Castings other than cylinders and tubes also can be produced in vertical casting machines. Castings such as controllable pitch propeller hubs, for example, can be made using this variation of the centrifugal casting process.
The outside surface of the casting or the mold surface proper can be modified from the true circular shape by the introduction of flanges or small bosses, but they must be generally symmetrical about the axis to maintain balance. The inside surface of a true centrifugal casting is always cylindrical. In semi-centrifugal casting, a central core is used to allow for shapes other than a true cylinder to be produced on the inside surface of the casting.
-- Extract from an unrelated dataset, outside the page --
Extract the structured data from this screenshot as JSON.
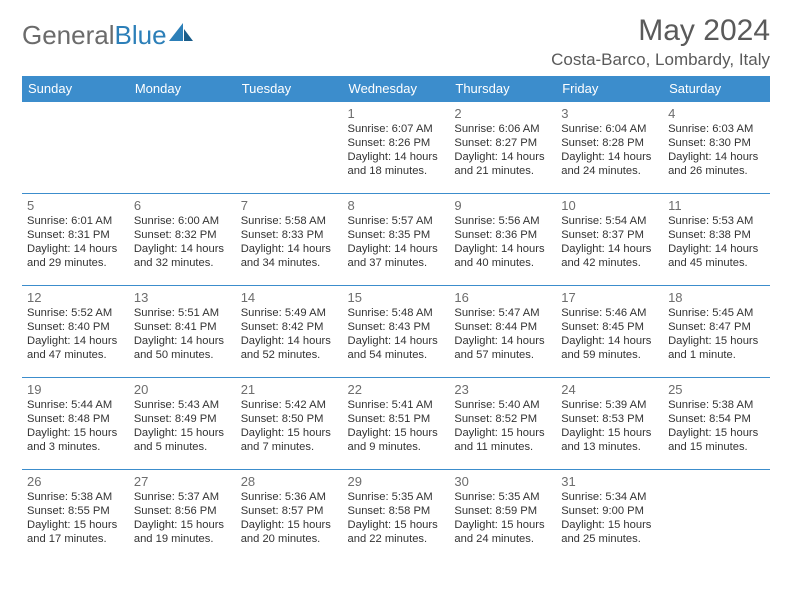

The uniformity and density of centrifugal castings approaches that of wrought material, with the added advantage that the mechanical properties are nearly equal in all directions. Most alloys can be cast successfully by the centrifugal process, once the fundamentals have been mastered. Since no gates and risers are used, the yield or ratio of casting weight-to-weight of metal is high.
High tangential strength and ductility will make centrifugally cast nickel base superalloys well-suited for torque- and pressure-resistant components, such as gears, engine bearings for aircraft, wheel bearings, couplings, rotor spacers, sealed discs and cases, flanges, pressure vessels and valve bodies.
Superalloy melts do not react with high density, ultra fine grained isotropic graphite molds and hence, the molds can be used repeatedly many times thereby reducing significantly the cost of fabrication of centrifugally cast superalloy components compared to traditional process. Near net shape parts can be cast, eliminating subsequent operating steps such as machining.